Blog - E3 Report: For Whom The ESPY’s Crowd Screams
July 17th, 2008, 1:08 pm by Scott Jones
Yesterday I wandered bleary-eyed from appointment to appointment, my energy reserves failing. I quaffed lukewarm Pepsis in an effort to keep going. Konami. Ubisoft. Valve.
Evan and I were going forth, propping one another up like two wounded solidiers trying to get off the battlefield. (Evan actually fell asleep during his LucasArts appointment.) (I was only going to wake him if he began to show signs of morning wood.) (He didn’t, so I let him doze. He’s so cute when he sleeps. Like a little, glasses-wearing elf in a woodland glade…)
As the day wound to a close, I suddenly found a ticket to ESPN’s annual awards show, a.k.a. the ESPYs, in my hand, and I was suddenly being hustled towards the nearby Nokia theater. (Thanks to EA’s very awesome Tyrone Miller.) Not only did I have an ESPYs ticket in hand, I also apparently had red carpet access. So if you see a guy in the background of several photos in next week’s US Weekly dressed like an out-of-work substitute teacher (tie, short-sleeved shirt, bag over his shoulder, etc.), that would be me.
I kept waiting for someone to tap me on the shoulder and say, “Sir, please get out of here because you are A. not famous and B. dressed like a substitute teacher.” But no one did.

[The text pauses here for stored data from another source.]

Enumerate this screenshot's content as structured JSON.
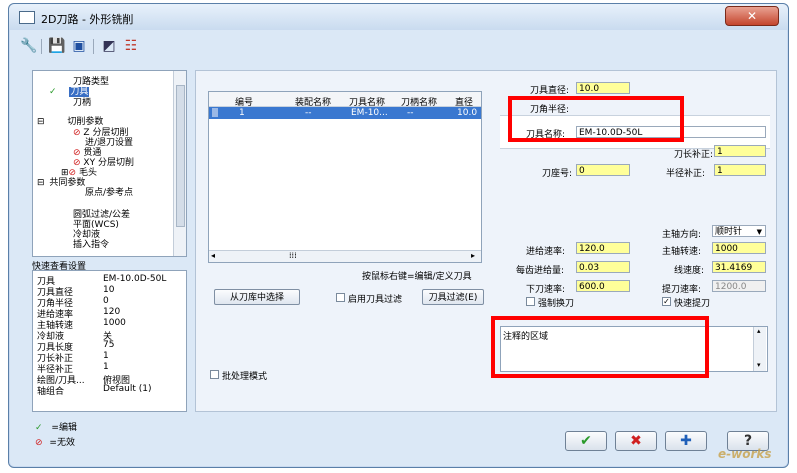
{
  "window": {
    "title": "2D刀路 - 外形铣削"
  },
  "toolbar": {
    "icons": [
      "tool-icon",
      "save-icon",
      "save-all-icon",
      "view-icon",
      "options-icon"
    ]
  },
  "tree": {
    "items": [
      "刀路类型",
      "刀具",
      "刀柄",
      "切削参数",
      "Z 分层切削",
      "进/退刀设置",
      "贯通",
      "XY 分层切削",
      "毛头",
      "共同参数",
      "原点/参考点",
      "圆弧过滤/公差",
      "平面(WCS)",
      "冷却液",
      "插入指令"
    ]
  },
  "quick_view": {
    "title": "快速查看设置",
    "rows": [
      {
        "k": "刀具",
        "v": "EM-10.0D-50L"
      },
      {
        "k": "刀具直径",
        "v": "10"
      },
      {
        "k": "刀角半径",
        "v": "0"
      },
      {
        "k": "进给速率",
        "v": "120"
      },
      {
        "k": "主轴转速",
        "v": "1000"
      },
      {
        "k": "冷却液",
        "v": "关"
      },
      {
        "k": "刀具长度",
        "v": "75"
      },
      {
        "k": "刀长补正",
        "v": "1"
      },
      {
        "k": "半径补正",
        "v": "1"
      },
      {
        "k": "绘图/刀具...",
        "v": "俯视图"
      },
      {
        "k": "轴组合",
        "v": "Default (1)"
      }
    ]
  },
  "legend": {
    "edit": "=编辑",
    "disabled": "=无效"
  },
  "tool_table": {
    "headers": [
      "编号",
      "装配名称",
      "刀具名称",
      "刀柄名称",
      "直径"
    ],
    "row": [
      "1",
      "--",
      "EM-10...",
      "--",
      "10.0"
    ]
  },
  "hint_text": "按鼠标右键=编辑/定义刀具",
  "buttons": {
    "select_from_library": "从刀库中选择",
    "enable_filter": "启用刀具过滤",
    "tool_filter": "刀具过滤(E)",
    "batch_mode": "批处理模式"
  },
  "tool_params": {
    "diameter_label": "刀具直径:",
    "diameter": "10.0",
    "corner_label": "刀角半径:",
    "name_label": "刀具名称:",
    "name": "EM-10.0D-50L",
    "length_comp_label": "刀长补正:",
    "length_comp": "1",
    "seat_label": "刀座号:",
    "seat": "0",
    "radius_comp_label": "半径补正:",
    "radius_comp": "1",
    "spindle_dir_label": "主轴方向:",
    "spindle_dir": "顺时针",
    "feed_label": "进给速率:",
    "feed": "120.0",
    "spindle_speed_label": "主轴转速:",
    "spindle_speed": "1000",
    "feed_per_tooth_label": "每齿进给量:",
    "feed_per_tooth": "0.03",
    "surface_speed_label": "线速度:",
    "surface_speed": "31.4169",
    "plunge_label": "下刀速率:",
    "plunge": "600.0",
    "retract_label": "提刀速率:",
    "retract": "1200.0",
    "force_tool_change": "强制换刀",
    "rapid_retract": "快速提刀"
  },
  "comment": {
    "text": "注释的区域"
  },
  "watermark": "e-works"
}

People screamed as I made my way down the red carpet, and I very briefly thought the screams were directed at me. Why didn’t I get my hair done for this? I thought. I began to look around to see if there might be any breasts for me to perhaps sign. But then I realized that Michael Strahan was passing a few feet in front of me. And Samuel L. Jackson was behind me.
Feeling a whole lot like flotsam, I found my way to my seat. Justin Timberlake came out and told jokes and danced around. Then a bunch of athletes and celebrities came out. A bunch of ESPYs were handed out, an object that’s only slightly more valuable than a cigar-box banjo. Still, what I thought throughout the evening, you know, in addition to the fact that my life is really f***ing strange sometimes, is that this was a grand scale convergence of two major mediums—sports and entertainment. And it’s exactly the kind of convergence that our medium is in dire need of.
E3 could use some spectacle, some pomp and circumstance, some drama.
Instead, I get to spend one more day wandering through the near vacant L.A. Convention that this year has all the excitement of a closed shopping mall.